2. Jakość wykonania, design i wygoda użytkowania poszczególnych elementów

Obudowa:
Obie klawiatury posiadają taką samą obudowę. Różnią się tylko typem - jedna jest z blokiem numerycznym (fullsize), a druga bez (tenkeyless). Wizualnie ma to swoje przełożenie w postaci widocznego metalicznego logo producenta w pełnowymiarowym modelu.

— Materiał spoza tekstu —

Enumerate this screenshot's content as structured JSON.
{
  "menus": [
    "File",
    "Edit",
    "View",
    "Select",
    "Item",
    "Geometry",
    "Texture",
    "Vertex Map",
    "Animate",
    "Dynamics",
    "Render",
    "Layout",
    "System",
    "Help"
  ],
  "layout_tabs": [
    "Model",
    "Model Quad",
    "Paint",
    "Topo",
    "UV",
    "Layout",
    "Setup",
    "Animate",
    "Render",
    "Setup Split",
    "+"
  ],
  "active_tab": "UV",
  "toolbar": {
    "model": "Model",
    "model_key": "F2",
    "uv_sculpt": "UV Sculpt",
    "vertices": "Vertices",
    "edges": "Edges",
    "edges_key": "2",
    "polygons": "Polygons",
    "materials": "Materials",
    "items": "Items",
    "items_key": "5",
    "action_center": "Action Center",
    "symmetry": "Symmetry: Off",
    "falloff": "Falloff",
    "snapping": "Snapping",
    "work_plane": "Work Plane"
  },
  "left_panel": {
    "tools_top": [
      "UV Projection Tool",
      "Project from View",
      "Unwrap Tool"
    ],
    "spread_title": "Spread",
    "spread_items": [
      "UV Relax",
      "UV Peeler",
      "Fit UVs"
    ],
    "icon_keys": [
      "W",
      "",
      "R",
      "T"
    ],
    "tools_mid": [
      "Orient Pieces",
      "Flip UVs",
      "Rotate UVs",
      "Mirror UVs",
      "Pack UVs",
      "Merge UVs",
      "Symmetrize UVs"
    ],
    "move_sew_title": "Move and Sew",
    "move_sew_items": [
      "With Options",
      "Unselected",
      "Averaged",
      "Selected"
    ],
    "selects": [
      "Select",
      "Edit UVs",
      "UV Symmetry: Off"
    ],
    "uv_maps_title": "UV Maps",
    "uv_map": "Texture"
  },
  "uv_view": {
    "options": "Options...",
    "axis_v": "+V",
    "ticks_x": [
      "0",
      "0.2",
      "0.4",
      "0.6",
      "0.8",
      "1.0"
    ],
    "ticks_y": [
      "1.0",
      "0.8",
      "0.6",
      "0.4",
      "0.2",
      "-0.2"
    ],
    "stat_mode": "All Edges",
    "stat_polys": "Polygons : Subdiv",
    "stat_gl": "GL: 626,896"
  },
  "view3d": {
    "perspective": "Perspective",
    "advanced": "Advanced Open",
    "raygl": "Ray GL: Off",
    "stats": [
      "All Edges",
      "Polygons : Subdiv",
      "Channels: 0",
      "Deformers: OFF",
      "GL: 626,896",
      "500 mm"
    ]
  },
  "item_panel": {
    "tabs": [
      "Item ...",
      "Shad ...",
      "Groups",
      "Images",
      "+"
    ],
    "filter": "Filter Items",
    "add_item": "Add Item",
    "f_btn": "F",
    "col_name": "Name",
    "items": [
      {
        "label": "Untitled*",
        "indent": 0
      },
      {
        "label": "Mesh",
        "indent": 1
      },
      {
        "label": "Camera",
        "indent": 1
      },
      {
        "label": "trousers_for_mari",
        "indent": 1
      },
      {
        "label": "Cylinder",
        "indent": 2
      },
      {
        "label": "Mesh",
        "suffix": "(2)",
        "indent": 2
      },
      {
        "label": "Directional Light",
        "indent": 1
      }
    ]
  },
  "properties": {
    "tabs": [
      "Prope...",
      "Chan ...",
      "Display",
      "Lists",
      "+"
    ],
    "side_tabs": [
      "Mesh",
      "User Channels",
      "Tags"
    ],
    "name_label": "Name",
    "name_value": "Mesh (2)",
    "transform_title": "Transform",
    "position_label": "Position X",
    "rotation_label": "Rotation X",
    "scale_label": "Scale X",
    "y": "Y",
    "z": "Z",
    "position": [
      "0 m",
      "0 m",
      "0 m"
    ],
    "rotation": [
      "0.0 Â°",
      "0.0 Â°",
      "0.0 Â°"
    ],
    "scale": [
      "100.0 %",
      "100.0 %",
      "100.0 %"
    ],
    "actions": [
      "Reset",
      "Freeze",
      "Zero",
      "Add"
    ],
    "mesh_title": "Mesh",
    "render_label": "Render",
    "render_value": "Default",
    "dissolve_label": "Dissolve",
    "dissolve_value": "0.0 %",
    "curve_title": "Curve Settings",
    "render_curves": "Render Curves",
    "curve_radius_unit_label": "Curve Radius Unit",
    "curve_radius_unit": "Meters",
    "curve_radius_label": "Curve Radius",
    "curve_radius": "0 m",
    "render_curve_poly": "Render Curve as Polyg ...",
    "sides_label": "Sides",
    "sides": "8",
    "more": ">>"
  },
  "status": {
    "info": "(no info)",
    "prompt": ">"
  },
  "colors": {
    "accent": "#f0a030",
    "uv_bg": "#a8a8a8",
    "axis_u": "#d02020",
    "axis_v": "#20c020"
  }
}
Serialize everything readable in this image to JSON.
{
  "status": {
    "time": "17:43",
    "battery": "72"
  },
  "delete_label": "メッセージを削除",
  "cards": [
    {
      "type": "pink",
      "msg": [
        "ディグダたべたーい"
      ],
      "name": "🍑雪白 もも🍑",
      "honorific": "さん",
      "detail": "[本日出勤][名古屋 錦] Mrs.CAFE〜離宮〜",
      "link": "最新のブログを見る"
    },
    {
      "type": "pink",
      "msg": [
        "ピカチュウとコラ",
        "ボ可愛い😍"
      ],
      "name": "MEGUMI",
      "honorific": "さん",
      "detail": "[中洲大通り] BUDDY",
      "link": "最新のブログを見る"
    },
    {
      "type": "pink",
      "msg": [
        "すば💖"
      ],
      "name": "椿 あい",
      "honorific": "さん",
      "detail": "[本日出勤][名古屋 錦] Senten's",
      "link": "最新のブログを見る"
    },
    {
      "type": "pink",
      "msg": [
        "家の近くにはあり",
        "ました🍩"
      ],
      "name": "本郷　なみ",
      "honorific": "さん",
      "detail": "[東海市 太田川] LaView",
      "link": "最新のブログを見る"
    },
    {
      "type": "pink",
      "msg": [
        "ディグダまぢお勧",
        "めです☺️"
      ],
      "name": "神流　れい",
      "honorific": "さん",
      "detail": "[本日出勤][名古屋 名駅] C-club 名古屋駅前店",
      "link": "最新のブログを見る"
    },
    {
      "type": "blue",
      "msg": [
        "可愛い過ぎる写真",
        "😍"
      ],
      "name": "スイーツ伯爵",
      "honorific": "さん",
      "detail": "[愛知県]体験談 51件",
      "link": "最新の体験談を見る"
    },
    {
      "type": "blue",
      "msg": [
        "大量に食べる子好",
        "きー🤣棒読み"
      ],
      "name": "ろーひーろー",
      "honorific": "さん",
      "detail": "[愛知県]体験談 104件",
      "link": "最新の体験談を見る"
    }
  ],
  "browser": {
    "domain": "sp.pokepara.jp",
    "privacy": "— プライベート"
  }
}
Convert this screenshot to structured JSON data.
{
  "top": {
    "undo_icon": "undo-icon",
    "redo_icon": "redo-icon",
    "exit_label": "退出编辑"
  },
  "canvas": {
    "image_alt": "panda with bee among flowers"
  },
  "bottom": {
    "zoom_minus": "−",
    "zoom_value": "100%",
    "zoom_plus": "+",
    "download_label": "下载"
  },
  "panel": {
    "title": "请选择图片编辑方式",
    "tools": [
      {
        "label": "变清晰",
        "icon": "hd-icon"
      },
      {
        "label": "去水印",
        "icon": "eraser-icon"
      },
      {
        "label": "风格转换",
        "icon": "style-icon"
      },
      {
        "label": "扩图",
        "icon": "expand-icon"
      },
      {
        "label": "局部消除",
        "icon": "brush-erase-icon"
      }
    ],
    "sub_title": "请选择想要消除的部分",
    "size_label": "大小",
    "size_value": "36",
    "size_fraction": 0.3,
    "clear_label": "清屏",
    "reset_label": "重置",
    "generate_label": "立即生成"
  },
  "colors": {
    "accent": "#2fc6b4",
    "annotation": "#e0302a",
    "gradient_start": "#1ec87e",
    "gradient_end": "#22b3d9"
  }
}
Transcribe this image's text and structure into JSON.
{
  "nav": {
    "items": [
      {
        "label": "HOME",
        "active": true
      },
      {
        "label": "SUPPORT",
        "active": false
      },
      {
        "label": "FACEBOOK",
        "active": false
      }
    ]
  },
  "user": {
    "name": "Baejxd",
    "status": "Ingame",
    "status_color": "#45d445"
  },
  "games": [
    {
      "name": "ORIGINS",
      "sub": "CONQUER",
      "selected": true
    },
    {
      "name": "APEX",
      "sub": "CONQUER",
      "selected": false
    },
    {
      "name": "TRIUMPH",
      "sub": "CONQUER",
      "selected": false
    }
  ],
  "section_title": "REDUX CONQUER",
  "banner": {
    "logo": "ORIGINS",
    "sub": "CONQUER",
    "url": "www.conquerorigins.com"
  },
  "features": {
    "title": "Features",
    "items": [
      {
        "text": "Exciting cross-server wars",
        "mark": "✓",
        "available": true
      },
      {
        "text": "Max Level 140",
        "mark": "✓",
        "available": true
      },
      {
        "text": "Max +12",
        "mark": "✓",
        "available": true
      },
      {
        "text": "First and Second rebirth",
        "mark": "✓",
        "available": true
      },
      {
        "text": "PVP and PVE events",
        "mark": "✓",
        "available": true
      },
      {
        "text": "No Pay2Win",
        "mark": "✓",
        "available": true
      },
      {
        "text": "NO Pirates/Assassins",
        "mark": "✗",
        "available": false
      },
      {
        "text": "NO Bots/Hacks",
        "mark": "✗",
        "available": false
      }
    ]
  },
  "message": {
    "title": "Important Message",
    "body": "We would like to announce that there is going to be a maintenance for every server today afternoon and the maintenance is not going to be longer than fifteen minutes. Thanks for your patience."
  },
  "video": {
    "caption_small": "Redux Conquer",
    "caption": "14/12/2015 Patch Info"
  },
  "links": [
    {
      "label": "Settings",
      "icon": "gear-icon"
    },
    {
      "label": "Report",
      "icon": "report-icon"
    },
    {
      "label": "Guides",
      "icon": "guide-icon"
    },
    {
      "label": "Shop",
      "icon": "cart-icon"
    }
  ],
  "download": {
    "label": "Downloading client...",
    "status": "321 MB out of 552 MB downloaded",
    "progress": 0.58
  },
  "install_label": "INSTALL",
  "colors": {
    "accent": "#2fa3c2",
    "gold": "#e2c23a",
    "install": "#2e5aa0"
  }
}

DreamKey charakteryzuje się obudową zamkniętą. Ten typ daje wrażenie większej wytrzymałości i stabilności całej konstrukcji. Jak zobaczycie w następnym punkcie na filmiku, konstrukcja jest faktycznie bardzo wytrzymała. Przełączniki są przymocowane do grubej stalowej płyty. Owa płyta pomalowana jest na biało. Jest to rozwiązanie, które po raz pierwszy użył Coller Master i które poprawia efekty oświetleniowe. Plastiki z których zrobiono górę i spód obudowy są grube i mocne. Część górna jest mocowana na zatrzaskach i przy częstym ściąganiu może istniej ryzyko ich uszkodzenia. Trzeba po prostu uważać podczas próby dostania się do wnętrza klawiatury. Plastik w dotyku jest w pełni matowy i lekko chropowaty. Nie widać na nim odcisków palców.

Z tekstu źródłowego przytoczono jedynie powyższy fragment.